3. L'orientation des contrats aidés destinés aux jeunes vers le secteur marchand

Outre le CIVIS « emplois d'utilité sociale », qui n'a jamais concerné que des effectifs très réduits et va être supprimé, il existe deux types de contrats aidés destinés aux jeunes : les emplois jeunes mis en place sous la précédente majorité et, depuis la loi n° 2002-1095 du 29 août 2002, le dispositif de soutien des jeunes en entreprise (SEJE), souvent appelé « contrat jeune en entreprise ».

a) La décrue du nombre d'emplois jeunes se poursuit

Le nombre de participants au programme « Nouveaux services-emplois jeunes » (NS-EJ) diminue régulièrement, le Gouvernement ayant mis fin, dès 2002, à la signature de nouveaux contrats.

Jeunes présents dans le programme NS-EJ

 

2004

2005

Emplois jeunes hors administrations d'État
(associations, collectivités locales, établissements d'enseignement)

78.671

57.925

Emplois jeunes administrations d'État

18.752

12.277

dont éducation nationale

17.352

10.877

dont justice

1.400

1.400

Total

97.423

70.202

Source : Ministère de l'emploi, du travail et de la cohésion sociale

En conséquence, alors que 1,6 milliard d'euros de crédit leur étaient consacrés dans le budget 2004, le financement des emplois jeunes ne mobilise plus que 1 milliard d'euros dans le projet de budget pour 2005.

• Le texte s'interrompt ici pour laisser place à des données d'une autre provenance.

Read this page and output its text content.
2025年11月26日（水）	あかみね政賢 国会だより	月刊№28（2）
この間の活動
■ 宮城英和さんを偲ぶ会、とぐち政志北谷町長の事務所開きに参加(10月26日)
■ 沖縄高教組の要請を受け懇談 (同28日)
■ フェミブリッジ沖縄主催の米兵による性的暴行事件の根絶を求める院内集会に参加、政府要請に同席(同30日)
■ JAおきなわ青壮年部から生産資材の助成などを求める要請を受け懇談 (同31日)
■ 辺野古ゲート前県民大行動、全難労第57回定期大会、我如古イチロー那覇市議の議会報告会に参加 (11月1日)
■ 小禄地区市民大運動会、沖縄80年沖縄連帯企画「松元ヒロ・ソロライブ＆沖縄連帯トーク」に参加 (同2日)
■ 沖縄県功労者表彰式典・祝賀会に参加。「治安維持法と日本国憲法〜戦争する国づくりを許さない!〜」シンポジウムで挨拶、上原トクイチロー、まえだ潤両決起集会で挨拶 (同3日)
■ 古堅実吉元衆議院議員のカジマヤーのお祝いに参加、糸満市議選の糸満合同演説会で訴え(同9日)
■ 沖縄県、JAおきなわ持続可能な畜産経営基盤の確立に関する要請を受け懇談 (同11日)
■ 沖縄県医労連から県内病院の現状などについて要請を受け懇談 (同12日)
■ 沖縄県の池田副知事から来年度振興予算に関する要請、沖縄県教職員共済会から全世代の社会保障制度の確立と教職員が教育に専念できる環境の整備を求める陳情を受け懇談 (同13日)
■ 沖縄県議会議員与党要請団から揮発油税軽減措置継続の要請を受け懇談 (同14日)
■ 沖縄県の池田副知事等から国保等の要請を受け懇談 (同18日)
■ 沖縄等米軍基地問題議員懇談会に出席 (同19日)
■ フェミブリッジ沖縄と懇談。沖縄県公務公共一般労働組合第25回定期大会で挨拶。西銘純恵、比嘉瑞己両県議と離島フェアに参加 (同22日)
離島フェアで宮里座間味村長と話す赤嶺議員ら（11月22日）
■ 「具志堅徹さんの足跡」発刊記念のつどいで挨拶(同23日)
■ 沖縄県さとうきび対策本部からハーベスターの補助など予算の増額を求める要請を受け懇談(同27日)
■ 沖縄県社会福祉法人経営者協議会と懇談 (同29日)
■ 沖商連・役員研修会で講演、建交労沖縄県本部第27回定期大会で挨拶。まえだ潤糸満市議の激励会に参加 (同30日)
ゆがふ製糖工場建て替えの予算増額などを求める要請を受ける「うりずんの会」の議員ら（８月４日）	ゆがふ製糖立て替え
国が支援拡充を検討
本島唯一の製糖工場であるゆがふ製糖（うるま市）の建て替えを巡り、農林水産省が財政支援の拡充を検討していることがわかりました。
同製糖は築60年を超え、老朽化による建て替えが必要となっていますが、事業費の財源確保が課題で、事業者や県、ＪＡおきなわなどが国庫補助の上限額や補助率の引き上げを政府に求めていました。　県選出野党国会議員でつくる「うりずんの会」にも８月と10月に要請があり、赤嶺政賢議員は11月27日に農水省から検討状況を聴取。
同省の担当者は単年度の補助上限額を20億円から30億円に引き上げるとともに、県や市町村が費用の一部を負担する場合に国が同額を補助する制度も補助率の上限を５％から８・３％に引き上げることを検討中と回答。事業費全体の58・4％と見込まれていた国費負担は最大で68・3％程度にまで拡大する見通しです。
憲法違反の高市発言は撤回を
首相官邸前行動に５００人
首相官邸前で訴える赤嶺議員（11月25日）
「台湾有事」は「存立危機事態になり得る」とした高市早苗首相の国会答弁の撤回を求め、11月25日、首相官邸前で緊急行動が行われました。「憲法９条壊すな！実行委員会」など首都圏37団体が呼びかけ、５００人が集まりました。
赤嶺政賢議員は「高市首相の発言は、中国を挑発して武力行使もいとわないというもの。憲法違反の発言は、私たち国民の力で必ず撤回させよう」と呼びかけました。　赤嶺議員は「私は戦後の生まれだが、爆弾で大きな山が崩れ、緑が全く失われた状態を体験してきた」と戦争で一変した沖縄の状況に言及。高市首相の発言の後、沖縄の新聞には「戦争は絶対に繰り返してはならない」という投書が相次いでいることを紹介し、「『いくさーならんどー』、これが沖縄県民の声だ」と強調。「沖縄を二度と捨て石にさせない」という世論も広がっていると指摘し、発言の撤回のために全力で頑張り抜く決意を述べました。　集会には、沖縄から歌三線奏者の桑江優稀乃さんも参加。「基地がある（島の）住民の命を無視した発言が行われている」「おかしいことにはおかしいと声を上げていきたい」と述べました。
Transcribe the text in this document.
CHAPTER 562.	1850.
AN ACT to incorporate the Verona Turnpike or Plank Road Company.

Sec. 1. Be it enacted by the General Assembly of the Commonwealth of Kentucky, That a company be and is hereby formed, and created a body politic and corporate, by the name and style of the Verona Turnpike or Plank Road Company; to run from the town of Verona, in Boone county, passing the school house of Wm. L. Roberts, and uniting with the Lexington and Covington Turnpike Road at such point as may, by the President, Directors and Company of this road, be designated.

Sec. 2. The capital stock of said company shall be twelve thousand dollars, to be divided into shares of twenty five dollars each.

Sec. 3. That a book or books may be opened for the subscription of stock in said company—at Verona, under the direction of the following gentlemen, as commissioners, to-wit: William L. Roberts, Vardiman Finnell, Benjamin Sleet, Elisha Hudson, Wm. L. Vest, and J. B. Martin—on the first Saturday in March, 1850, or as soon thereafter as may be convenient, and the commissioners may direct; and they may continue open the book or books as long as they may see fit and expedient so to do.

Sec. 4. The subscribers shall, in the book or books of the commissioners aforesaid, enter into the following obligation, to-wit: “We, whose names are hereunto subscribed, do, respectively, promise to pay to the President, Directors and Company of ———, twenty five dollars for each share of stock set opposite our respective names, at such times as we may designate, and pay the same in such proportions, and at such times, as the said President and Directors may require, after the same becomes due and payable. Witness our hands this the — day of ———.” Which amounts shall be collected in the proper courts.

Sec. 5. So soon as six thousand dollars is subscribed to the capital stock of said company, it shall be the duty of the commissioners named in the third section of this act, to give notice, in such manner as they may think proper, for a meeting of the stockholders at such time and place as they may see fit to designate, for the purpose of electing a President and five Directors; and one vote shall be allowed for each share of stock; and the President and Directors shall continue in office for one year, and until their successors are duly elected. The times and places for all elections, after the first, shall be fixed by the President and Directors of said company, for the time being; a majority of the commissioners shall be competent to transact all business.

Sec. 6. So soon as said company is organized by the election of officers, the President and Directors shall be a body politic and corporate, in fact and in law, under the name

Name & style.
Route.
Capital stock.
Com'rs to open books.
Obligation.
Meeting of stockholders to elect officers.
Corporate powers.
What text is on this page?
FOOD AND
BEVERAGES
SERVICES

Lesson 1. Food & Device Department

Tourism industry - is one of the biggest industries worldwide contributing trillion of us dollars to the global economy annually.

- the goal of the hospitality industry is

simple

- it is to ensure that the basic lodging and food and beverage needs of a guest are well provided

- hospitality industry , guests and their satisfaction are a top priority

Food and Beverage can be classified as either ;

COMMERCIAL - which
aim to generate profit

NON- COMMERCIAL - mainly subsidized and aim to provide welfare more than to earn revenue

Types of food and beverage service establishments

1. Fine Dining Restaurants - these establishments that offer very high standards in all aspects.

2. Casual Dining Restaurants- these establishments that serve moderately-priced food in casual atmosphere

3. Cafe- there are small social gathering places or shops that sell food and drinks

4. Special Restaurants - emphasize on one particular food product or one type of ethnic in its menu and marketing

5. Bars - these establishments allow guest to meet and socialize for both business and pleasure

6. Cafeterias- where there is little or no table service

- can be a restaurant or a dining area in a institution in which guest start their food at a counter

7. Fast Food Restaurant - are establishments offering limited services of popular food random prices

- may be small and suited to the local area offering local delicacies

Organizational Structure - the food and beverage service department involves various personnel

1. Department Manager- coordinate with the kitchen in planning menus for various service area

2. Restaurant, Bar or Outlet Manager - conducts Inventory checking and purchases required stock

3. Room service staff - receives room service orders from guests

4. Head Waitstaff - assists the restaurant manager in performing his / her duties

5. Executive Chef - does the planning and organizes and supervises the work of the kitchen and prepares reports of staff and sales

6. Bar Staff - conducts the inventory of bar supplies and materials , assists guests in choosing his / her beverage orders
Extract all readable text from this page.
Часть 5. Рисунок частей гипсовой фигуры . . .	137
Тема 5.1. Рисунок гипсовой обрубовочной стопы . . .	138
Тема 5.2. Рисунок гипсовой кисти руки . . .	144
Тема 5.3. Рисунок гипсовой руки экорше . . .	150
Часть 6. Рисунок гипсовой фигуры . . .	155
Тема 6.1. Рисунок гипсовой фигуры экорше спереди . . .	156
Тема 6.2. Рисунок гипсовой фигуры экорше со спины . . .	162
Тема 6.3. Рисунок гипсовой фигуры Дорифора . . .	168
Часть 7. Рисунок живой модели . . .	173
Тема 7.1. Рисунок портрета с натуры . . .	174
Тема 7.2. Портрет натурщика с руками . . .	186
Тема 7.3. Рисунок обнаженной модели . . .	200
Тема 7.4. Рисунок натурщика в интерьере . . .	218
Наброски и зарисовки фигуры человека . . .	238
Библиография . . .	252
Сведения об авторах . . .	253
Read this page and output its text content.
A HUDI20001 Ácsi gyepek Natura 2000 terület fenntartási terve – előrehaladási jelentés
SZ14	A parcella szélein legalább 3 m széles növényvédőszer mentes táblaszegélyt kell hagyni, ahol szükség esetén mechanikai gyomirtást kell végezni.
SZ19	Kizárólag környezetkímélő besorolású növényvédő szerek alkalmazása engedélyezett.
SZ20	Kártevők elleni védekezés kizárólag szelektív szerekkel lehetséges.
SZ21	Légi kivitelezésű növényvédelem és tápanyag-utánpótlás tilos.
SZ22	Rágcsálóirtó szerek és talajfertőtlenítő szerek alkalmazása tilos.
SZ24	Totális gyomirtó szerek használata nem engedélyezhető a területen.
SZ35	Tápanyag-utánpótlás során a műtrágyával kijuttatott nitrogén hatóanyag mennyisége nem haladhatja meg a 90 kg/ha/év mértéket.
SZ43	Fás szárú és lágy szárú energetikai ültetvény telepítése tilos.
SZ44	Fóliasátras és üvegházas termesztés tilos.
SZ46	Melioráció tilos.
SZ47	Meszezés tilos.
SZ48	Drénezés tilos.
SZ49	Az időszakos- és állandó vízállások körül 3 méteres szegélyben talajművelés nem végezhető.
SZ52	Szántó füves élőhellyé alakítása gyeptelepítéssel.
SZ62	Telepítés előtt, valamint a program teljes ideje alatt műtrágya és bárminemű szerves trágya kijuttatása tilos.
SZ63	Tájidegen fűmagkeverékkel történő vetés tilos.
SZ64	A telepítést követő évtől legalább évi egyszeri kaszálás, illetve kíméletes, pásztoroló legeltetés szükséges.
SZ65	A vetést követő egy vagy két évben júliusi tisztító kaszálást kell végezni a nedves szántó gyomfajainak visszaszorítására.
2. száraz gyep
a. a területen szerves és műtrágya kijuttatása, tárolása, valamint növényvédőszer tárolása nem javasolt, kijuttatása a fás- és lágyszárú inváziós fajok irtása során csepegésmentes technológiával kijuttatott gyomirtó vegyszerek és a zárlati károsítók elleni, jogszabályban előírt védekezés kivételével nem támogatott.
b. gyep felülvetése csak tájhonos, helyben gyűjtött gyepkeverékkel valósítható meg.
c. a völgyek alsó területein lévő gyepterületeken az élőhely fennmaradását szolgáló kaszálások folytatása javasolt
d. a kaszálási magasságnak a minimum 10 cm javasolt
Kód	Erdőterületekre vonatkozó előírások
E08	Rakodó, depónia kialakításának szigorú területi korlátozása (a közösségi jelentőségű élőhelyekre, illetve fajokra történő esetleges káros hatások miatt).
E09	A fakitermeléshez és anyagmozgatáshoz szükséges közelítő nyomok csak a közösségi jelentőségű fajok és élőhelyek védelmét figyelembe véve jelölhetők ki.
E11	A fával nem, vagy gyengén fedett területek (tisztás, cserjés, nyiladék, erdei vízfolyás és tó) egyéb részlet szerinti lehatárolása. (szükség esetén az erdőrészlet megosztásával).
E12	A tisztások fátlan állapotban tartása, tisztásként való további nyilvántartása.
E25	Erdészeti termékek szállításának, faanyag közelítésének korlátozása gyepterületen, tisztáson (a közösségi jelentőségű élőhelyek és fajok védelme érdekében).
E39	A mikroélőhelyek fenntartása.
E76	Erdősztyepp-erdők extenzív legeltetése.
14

Le projet de loi de programmation pour la cohésion sociale contient une mesure destinée à accélérer la disparition des emplois jeunes : les titulaires d'un emploi jeune qui interrompront leur contrat avant son terme ne pourront être remplacés par un jeune employé sous le même statut.

b) Le contrat jeune en entreprise prend son essor

Le SEJE consiste dans le versement d'une aide forfaitaire de 225 euros mensuels à tout employeur qui embauche à temps plein, pour une rémunération égale au SMIC, un jeune peu ou pas qualifié, âgé de seize à vingt-deux ans. Le montant de l'aide peut être modulé suivant le temps de travail et la rémunération. L'aide est dégressive avec le temps.

177.000 entrées dans le dispositif ont été recensées depuis deux ans, ce qui témoigne de son succès.

Bilan du dispositif SEJE en 2003-2004

 

Au 30 juin 2003 (12 mois)

Au 30 juin 2004 (24 mois)

Demandes enregistrées

86.638

170.780

Entrées effectives (flux)

80.778

159.230

Moyenne mensuelle

6.731

6.638

Jeune présents (stock)

72.089

106.896

Source : DARES/UNEDIC

Pour soutenir la montée en charge de ces contrats, les crédits inscrits pour 2005 au titre du SEJE augmentent de 13,5 millions d'euros par rapport à 2004.

Crédits SEJE 2003-2004

(en millions d'euros)

 

2003

2004

2005

Crédits initiaux

200

416,14

429,65

Source : Ministère de l'emploi, du travail et de la cohésion sociale

La politique suivie depuis deux ans permet ainsi, conformément au voeu émis de longue date par votre commission, d'orienter un nombre croissant de jeunes vers l'entreprise, plutôt que vers le secteur non marchand qui n'offre pas les mêmes perspectives d'insertion professionnelle à long terme.